Oceanographers and the Cold War: Disciples of Marine Science (Paperback)
Oceanographers and the Cold War is about patronage, politics, and the community of scientists. It is the first book to examine the study of the oceans during the Cold War era and explore the international focus of American oceanographers, taking into account the roles of the US Navy, US foreign policy, and scientists throughout the world. Jacob Darwin Hamblin demonstrates that to understand the history of American oceanography, one must consider its role in both conflict and cooperation with other nations.
Paradoxically, American oceanography after World War II was enmeshed in the military-industrial complex while characterized by close international cooperation. The military dimension of marine science--with its involvement in submarine acoustics, fleet operations, and sea-launched nuclear missiles--coexisted with data exchange programs with the Soviet Union and global operations in seas without borders.

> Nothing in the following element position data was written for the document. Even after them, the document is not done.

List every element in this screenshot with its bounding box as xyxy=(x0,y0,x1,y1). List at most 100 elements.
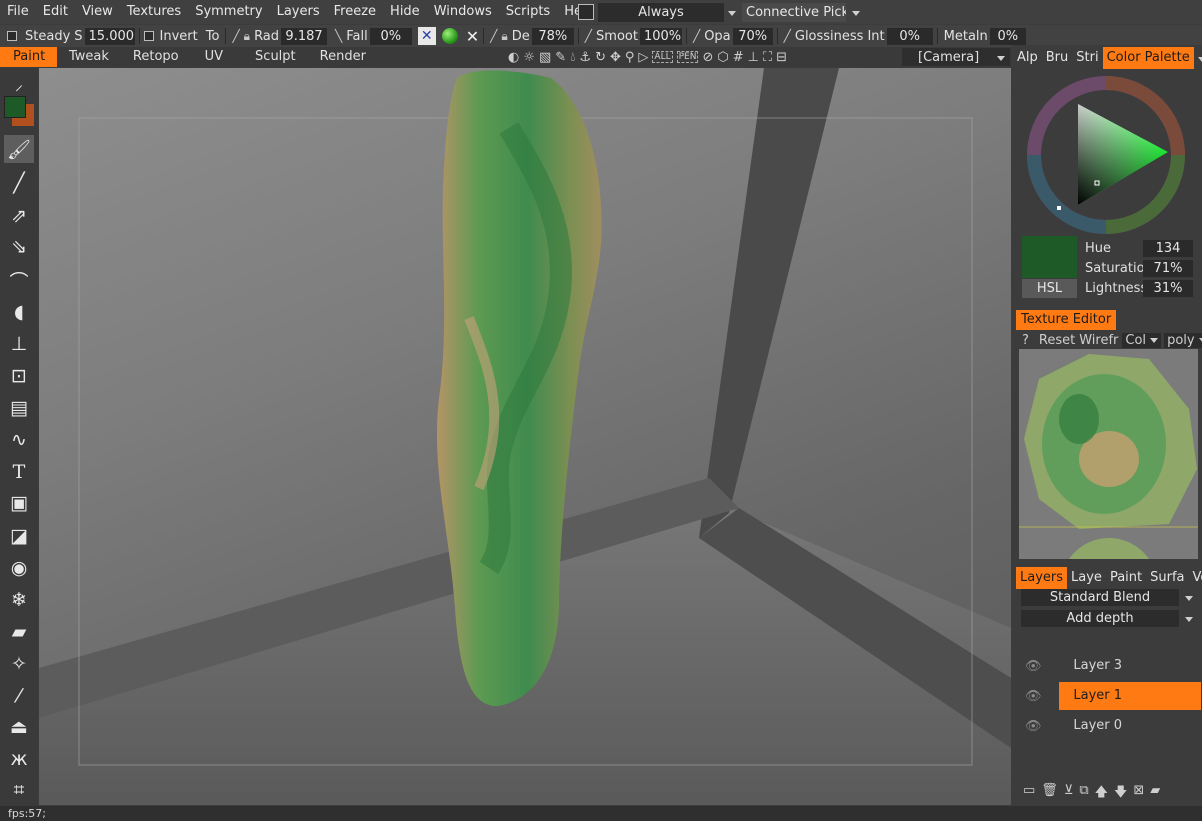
document-icon[interactable]: ▣ xyxy=(4,489,34,517)
layer-row-3[interactable]: 👁︎ Layer 3 xyxy=(1021,652,1201,680)
tab-alpha[interactable]: Alp xyxy=(1013,47,1042,69)
no-icon[interactable]: ⊘ xyxy=(702,50,713,65)
split-brush-icon[interactable]: ⇗ xyxy=(4,202,34,230)
move-up-icon[interactable]: 🡅 xyxy=(1095,783,1108,801)
folder-icon[interactable]: ▰ xyxy=(1150,783,1160,801)
tab-sculpt[interactable]: Sculpt xyxy=(243,47,308,67)
steady-value-field[interactable]: 15.000 xyxy=(84,27,135,45)
lightness-value-field[interactable]: 31% xyxy=(1143,279,1193,297)
menu-edit[interactable]: Edit xyxy=(36,0,75,24)
light-icon[interactable]: ☼ xyxy=(523,50,535,65)
visibility-eye-icon[interactable]: 👁︎ xyxy=(1021,719,1045,734)
depth-pen-icon[interactable]: ╱ xyxy=(488,29,499,43)
tab-paint[interactable]: Paint xyxy=(0,47,57,67)
tab-paint-objects[interactable]: Paint xyxy=(1106,567,1146,589)
tab-surface-materials[interactable]: Surfa xyxy=(1146,567,1188,589)
duplicate-layer-icon[interactable]: ⧉ xyxy=(1079,783,1088,801)
tab-uv[interactable]: UV xyxy=(191,47,243,67)
butterfly-icon[interactable]: ж xyxy=(4,745,34,773)
glossiness-pen-icon[interactable]: ╱ xyxy=(782,29,793,43)
depth-mode-select[interactable]: Add depth xyxy=(1021,610,1197,627)
radius-pen-icon[interactable]: ╱ xyxy=(230,29,241,43)
drop-icon[interactable]: 💧︎ xyxy=(570,50,575,65)
menu-textures[interactable]: Textures xyxy=(120,0,188,24)
menu-layers[interactable]: Layers xyxy=(270,0,327,24)
merge-down-icon[interactable]: ⊻ xyxy=(1064,783,1074,801)
visibility-eye-icon[interactable]: 👁︎ xyxy=(1021,659,1045,674)
opacity-pen-icon[interactable]: ╱ xyxy=(691,29,702,43)
depth-off-icon[interactable]: ✕ xyxy=(417,27,436,45)
anchor-icon[interactable]: ⚓︎ xyxy=(579,50,591,65)
glossiness-value-field[interactable]: 0% xyxy=(886,27,933,45)
stamp-icon[interactable]: ⊥ xyxy=(4,330,34,358)
reset-button[interactable]: Reset xyxy=(1035,333,1079,348)
smudge-icon[interactable]: ⌒ xyxy=(4,266,34,294)
tab-color-palette[interactable]: Color Palette xyxy=(1102,47,1194,69)
tab-brushes[interactable]: Bru xyxy=(1042,47,1073,69)
fill-brush-icon[interactable]: ⇘ xyxy=(4,233,34,261)
depth-value-field[interactable]: 78% xyxy=(531,27,574,45)
hue-value-field[interactable]: 134 xyxy=(1143,239,1193,257)
invert-checkbox[interactable] xyxy=(143,31,154,41)
3d-viewport[interactable] xyxy=(39,68,1011,805)
clear-x-icon[interactable]: ✕ xyxy=(466,27,479,46)
all-icon[interactable]: ALL xyxy=(652,51,673,63)
move-icon[interactable]: ✥ xyxy=(610,50,621,65)
menu-symmetry[interactable]: Symmetry xyxy=(188,0,269,24)
color-wheel[interactable] xyxy=(1023,72,1193,242)
page-icon[interactable]: ▤ xyxy=(4,394,34,422)
poly-select[interactable]: poly xyxy=(1164,332,1202,348)
play-icon[interactable]: ▷ xyxy=(638,50,648,65)
depth-sphere-icon[interactable] xyxy=(441,28,458,44)
metalness-value-field[interactable]: 0% xyxy=(989,27,1026,45)
visibility-eye-icon[interactable]: 👁︎ xyxy=(1021,689,1045,704)
primary-color-swatch[interactable] xyxy=(4,96,26,118)
environment-icon[interactable]: ▧ xyxy=(539,50,551,65)
measure-icon[interactable]: ⌗ xyxy=(4,776,34,804)
eraser-icon[interactable]: ◪ xyxy=(4,522,34,550)
mode-select[interactable]: Always xyxy=(598,2,724,22)
radius-value-field[interactable]: 9.187 xyxy=(281,27,328,45)
tab-retopo[interactable]: Retopo xyxy=(121,47,191,67)
layer-row-0[interactable]: 👁︎ Layer 0 xyxy=(1021,712,1201,740)
iron-icon[interactable]: ⏏ xyxy=(4,713,34,741)
color-mode-button[interactable]: HSL xyxy=(1022,279,1077,298)
color-swatches[interactable] xyxy=(2,94,36,128)
opacity-value-field[interactable]: 70% xyxy=(732,27,773,45)
menu-file[interactable]: File xyxy=(0,0,36,24)
texture-preview[interactable] xyxy=(1019,349,1198,559)
picking-select[interactable]: Connective Picki xyxy=(742,2,846,22)
fit-icon[interactable]: ⛶ xyxy=(763,50,772,65)
curve-icon[interactable]: ∿ xyxy=(4,426,34,454)
picking-chevron-down-icon[interactable] xyxy=(852,5,860,20)
menu-view[interactable]: View xyxy=(75,0,120,24)
color-panel-chevron-icon[interactable] xyxy=(1197,51,1202,66)
falloff-value-field[interactable]: 0% xyxy=(369,27,412,45)
tab-strips[interactable]: Stri xyxy=(1072,47,1102,69)
tab-layers[interactable]: Layers xyxy=(1016,567,1068,589)
tab-voxtree[interactable]: VoxT xyxy=(1189,567,1202,589)
move-down-icon[interactable]: 🡇 xyxy=(1114,783,1127,801)
grid-icon[interactable]: # xyxy=(733,50,744,65)
smooth-pen-icon[interactable]: ╱ xyxy=(583,29,594,43)
menu-freeze[interactable]: Freeze xyxy=(327,0,383,24)
blur-icon[interactable]: ◖ xyxy=(4,298,34,326)
pen-select-icon[interactable]: PEN xyxy=(676,51,699,63)
tab-layer-props[interactable]: Laye xyxy=(1067,567,1106,589)
layout-icon[interactable]: ⊟ xyxy=(776,50,787,65)
line-icon[interactable]: ╱ xyxy=(4,169,34,197)
smooth-value-field[interactable]: 100% xyxy=(639,27,682,45)
zoom-icon[interactable]: ⚲ xyxy=(625,50,635,65)
layer-row-1[interactable]: 👁︎ Layer 1 xyxy=(1021,682,1201,710)
blend-mode-select[interactable]: Standard Blend xyxy=(1021,589,1197,606)
pipette-icon[interactable]: ⁄ xyxy=(4,682,34,710)
flatten-icon[interactable]: ⊠ xyxy=(1133,783,1144,801)
magic-wand-icon[interactable]: ✧ xyxy=(4,650,34,678)
falloff-brush-icon[interactable]: ╲ xyxy=(333,29,344,43)
cube-icon[interactable]: ⬡ xyxy=(717,50,728,65)
tab-render[interactable]: Render xyxy=(308,47,378,67)
help-button[interactable]: ? xyxy=(1016,333,1035,348)
new-layer-icon[interactable]: ▭ xyxy=(1023,783,1035,801)
saturation-value-field[interactable]: 71% xyxy=(1143,259,1193,277)
steady-checkbox[interactable] xyxy=(7,31,17,41)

From an uneasy cooperation with the Soviet bloc in the International Geophysical Year of 1957-58, to the NATO Science Committee in the late 1960s, which excluded the Soviet Union, to the US Marine Sciences Council, which served as an important national link between scientists and the government, Oceanographers and the Cold War reveals the military and foreign policy goals served by US government involvement in cooperative activities between scientists, such as joint cruises and expeditions. It demonstrates as well the extent to which oceanographers used international cooperation as a vehicle to pursue patronage from military, government, and commercial sponsors during the Cold War, as they sought support for their work by creating "disciples of marine science" wherever they could.
About the Author
Jacob Darwin Hamblin is professor of history at Oregon State University. He is the author of several books, including The Wretched Atom: America's Global Gamble with Peaceful Nuclear Technology and Poison in the Well: Radioactive Waste in the Oceans at the Dawn of the Nuclear Age.